As a provisional psychologist in Australia, one of the hurdles you might be facing is managing financial stress, especially given the costs associated with your internship, supervision fees, mandatory professional development, and everyday living expenses. This blog post aims to provide you with practical advice and tools to help navigate these challenges.
The journey of a provisional psychologist is unique. You're expected to balance a full-time workload with additional studies and professional development, all while often earning a modest wage. Supervision fees and other internship-related expenses can consume a significant portion of your income, making financial management crucial. Wherever possible, I encourage people to find ways to cut back what they are spending as opposed to taking on additional (unrelated) paid work. Ultimately, the longer you remain a provisional psychologist, the longer the financial burden continues.

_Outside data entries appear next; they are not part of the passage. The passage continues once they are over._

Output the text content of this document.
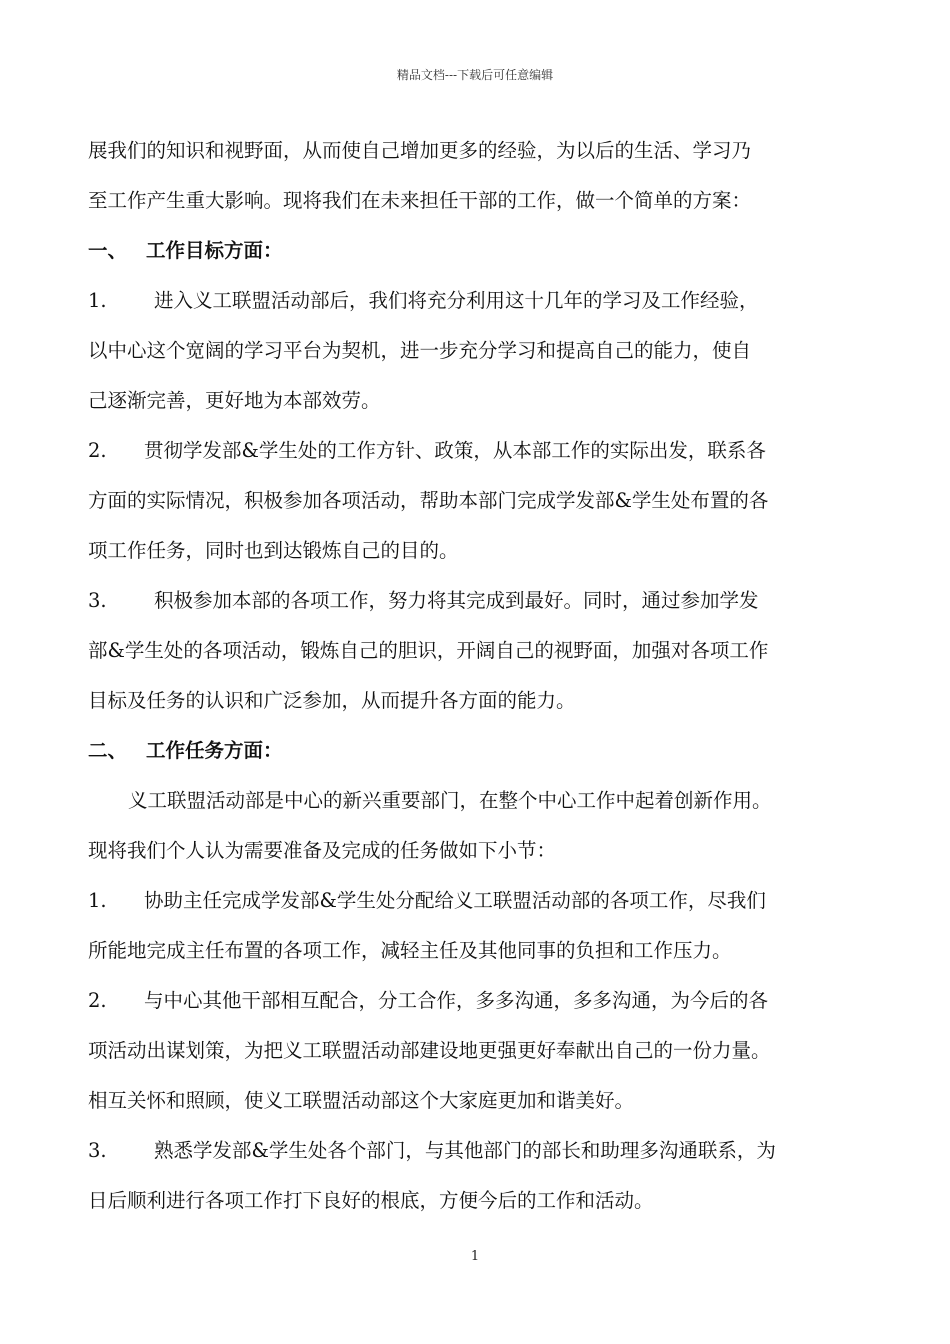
精品文档---下载后可任意编辑
展我们的知识和视野面，从而使自己增加更多的经验，为以后的生活、学习乃
至工作产生重大影响。现将我们在未来担任干部的工作，做一个简单的方案：
一、 工作目标方面：
1. 进入义工联盟活动部后，我们将充分利用这十几年的学习及工作经验，
以中心这个宽阔的学习平台为契机，进一步充分学习和提高自己的能力，使自
己逐渐完善，更好地为本部效劳。
2. 贯彻学发部&学生处的工作方针、政策，从本部工作的实际出发，联系各
方面的实际情况，积极参加各项活动，帮助本部门完成学发部&学生处布置的各
项工作任务，同时也到达锻炼自己的目的。
3. 积极参加本部的各项工作，努力将其完成到最好。同时，通过参加学发
部&学生处的各项活动，锻炼自己的胆识，开阔自己的视野面，加强对各项工作
目标及任务的认识和广泛参加，从而提升各方面的能力。
二、 工作任务方面：
义工联盟活动部是中心的新兴重要部门，在整个中心工作中起着创新作用。
现将我们个人认为需要准备及完成的任务做如下小节：
1. 协助主任完成学发部&学生处分配给义工联盟活动部的各项工作，尽我们
所能地完成主任布置的各项工作，减轻主任及其他同事的负担和工作压力。
2. 与中心其他干部相互配合，分工合作，多多沟通，多多沟通，为今后的各
项活动出谋划策，为把义工联盟活动部建设地更强更好奉献出自己的一份力量。
相互关怀和照顾，使义工联盟活动部这个大家庭更加和谐美好。
3. 熟悉学发部&学生处各个部门，与其他部门的部长和助理多沟通联系，为
日后顺利进行各项工作打下良好的根底，方便今后的工作和活动。
1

Given your busy schedule, consider passive income streams that align with your skills and require minimal ongoing effort. For example, participating in online surveys or market research, which offer compensation for minimal time commitment. You may also consider using sites like "Shop Back" to get a financial return on your everyday shopping (this is not a sponsored post). Remember, the goal is to supplement your income without adding to your workload.
Budgeting and Expense Management
Effective budgeting is essential for financial well-being. Thankfully, there are several user-friendly budgeting apps tailored to Australian users. Here are some noteworthy options:
PocketSmith Sidekick: Ideal for managing both Australian and international accounts, it offers features like automatic transaction categorisation and financial forecasting.
Goodbudget: This app uses the envelope budgeting system, helping you allocate funds to various spending categories and track your expenses effectively.
Frollo: Frollo allows you to consolidate accounts from different banks for a comprehensive financial overview.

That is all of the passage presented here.